古風なメヌエットを少々

どうも34thヴィオラのたむろーです。いよいよ暑くなってきましたね。夏が一番苦手と自称する私は、なるべく涼しい場所を日々探してうろうろしております。

さて、冬の演奏会に向けて本格的に練習が始まっています。「オールフランス!」をキーワードに選曲を進めてきた今期ですが、いよいよ中プロも決まりました。ショーソン作曲の詩曲です。
そしてなんと、ソロヴァイオリンには、フランスや日本で活動していらっしゃるジェラール・プーレ氏をお招きすることになりました!(wikipediaのプロフィール

以前からお伝えしておりますように、指揮者が日本のフランス音楽第一人者である矢崎彦太郎氏ですから、これ以上ない方々が早稲フィルにやって来ると申し上げて差し支えないでしょう。
これで団員の士気が高まらないわけがありません! 来たる決起tuttiに備えて、ラヴェルと格闘している毎日です。
…決起tuttiについてはまた別の日に。

さて、メイン3曲はラヴェルの「古風なメヌエット」「マ・メール・ロア」「ラ・ヴァルス」ですが、メジャー級が並ぶ曲目といえど、フランス音楽をよく御存じない方もいらっしゃるのではないでしょうか。
実は私もフランス音楽をやるとなる以前はあまり知らなかったクチでなのですが、この中で「古風なメヌエット」だけは良く聴いていました。他の2曲はなんとなく詳しく聴かなかったのですが…笑

なので、古風なメヌエットについてちょこっと書いてみます。

古風なメヌエットは、ピアノ版を原典に持ちます。ラヴェル20歳の時の意欲作で、“古風”の名の通り、典型的な形式に則ったメヌエットです。初演は作曲から3年遅れて1898年。若書きということもあって、大きな冒険もないようです。

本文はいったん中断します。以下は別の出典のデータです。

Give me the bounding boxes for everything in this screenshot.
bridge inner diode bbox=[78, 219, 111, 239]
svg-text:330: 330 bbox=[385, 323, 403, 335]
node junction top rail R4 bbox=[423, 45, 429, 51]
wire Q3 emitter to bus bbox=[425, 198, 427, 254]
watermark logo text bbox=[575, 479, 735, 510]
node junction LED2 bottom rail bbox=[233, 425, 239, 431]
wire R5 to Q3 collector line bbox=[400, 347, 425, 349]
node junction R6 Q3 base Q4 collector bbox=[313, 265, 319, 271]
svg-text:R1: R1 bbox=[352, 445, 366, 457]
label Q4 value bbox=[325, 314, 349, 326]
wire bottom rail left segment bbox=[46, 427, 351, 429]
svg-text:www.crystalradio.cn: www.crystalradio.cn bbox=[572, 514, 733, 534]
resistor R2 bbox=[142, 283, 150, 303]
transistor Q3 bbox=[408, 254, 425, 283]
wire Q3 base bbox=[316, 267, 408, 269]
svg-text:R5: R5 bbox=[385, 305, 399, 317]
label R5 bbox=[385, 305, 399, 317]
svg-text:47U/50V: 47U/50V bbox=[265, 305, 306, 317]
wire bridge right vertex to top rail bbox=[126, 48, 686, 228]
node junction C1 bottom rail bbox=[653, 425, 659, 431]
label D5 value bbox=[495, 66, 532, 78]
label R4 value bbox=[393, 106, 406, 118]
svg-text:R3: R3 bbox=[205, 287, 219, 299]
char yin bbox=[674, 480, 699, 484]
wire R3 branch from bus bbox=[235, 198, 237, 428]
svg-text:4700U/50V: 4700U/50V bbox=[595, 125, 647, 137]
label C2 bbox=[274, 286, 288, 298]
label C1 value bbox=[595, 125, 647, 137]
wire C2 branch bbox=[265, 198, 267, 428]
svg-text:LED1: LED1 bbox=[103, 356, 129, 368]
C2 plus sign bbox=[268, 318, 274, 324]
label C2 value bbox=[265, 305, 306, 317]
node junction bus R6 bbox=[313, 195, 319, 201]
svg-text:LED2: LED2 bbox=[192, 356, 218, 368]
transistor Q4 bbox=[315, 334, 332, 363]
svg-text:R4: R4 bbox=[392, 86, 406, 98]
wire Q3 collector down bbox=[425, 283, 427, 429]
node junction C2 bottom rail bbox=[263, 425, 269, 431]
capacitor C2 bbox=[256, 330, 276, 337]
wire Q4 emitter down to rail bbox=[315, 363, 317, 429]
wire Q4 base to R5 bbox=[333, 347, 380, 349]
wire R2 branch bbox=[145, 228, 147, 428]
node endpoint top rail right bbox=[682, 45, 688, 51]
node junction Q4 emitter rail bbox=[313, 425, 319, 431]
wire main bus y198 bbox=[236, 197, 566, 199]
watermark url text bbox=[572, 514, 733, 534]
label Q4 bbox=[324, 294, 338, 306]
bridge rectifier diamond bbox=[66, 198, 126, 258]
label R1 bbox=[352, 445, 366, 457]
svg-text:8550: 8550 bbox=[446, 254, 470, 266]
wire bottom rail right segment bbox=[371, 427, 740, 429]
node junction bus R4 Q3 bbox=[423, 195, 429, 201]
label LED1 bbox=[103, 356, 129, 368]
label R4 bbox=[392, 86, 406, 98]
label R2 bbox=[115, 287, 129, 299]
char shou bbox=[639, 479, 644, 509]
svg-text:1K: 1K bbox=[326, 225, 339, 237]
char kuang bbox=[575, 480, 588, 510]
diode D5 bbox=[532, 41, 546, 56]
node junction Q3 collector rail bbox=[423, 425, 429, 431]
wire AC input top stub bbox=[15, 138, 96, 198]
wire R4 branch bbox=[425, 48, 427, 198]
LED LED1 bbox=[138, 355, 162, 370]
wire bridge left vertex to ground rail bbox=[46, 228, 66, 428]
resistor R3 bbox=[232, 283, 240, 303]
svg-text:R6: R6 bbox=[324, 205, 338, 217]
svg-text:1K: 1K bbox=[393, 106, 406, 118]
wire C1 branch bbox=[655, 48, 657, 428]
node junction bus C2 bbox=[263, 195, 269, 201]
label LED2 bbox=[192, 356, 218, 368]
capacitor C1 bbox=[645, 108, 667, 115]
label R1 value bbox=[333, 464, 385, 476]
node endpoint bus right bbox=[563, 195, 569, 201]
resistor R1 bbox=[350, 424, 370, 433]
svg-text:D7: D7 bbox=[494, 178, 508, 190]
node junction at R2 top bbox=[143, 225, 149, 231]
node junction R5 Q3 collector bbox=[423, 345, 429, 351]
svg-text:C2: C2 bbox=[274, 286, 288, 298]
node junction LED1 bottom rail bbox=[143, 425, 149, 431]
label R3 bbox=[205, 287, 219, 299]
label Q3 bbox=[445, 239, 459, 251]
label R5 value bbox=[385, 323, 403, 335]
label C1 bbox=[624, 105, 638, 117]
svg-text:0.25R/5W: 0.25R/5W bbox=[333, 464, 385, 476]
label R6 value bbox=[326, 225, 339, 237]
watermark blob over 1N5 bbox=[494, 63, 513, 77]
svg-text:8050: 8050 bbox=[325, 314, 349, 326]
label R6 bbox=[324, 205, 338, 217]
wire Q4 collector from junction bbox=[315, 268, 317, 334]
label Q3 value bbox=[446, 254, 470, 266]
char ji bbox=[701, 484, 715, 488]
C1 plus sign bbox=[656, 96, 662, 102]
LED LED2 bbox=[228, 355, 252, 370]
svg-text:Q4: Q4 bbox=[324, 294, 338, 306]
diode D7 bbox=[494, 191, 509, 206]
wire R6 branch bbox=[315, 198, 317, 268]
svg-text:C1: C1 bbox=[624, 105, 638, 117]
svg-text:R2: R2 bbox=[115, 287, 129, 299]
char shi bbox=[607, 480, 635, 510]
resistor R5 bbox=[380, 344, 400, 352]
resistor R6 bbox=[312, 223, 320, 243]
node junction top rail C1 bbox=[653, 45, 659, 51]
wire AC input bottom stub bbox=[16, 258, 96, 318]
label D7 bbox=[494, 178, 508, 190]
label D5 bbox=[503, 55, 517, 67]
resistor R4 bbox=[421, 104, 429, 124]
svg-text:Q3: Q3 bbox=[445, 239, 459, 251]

しかし目を惹くほど斬新なのは、至るところに短二度和音が組み込まれていることでしょう。短二度和音とは、半音で隣り合った2つの音のことをいいます。普通、隣り合う二つの音は喧嘩してしまい、汚い和音になることが多いのですが、そこはさすがにラヴェルというべきか。不思議できれいな和音を作り出すことに成功しています。
実はこの和音、冒頭でもさっそく登場しているんですね。ピアノ版の譜面ですが、以下の通り、最初の和音の上二つはファ♯とミ♯の半音です。

古風なメヌエット

これに留まらず、いろいろな所で半音が登場します。私が強く惹かれたのは、こうした和音できれいな音を作ることのできる点でした。今回それを演奏する機会に恵まれたのは、僥倖としか言いようがありません。

20歳の若書きということでしたが、オーケストラ編曲版はなんと、オケだけが登場する曲としてはラヴェル最後の作品です。ピアノ版に遅れること32年、54歳の時に初演された晩年の曲なのです。
ラヴェルの若々しい作曲技法と、晩年の老練な管弦楽法を味わえる、まさに一粒で二度おいしい作品といえましょう。

他曲についてもそのうち…誰か書いてくれないかな。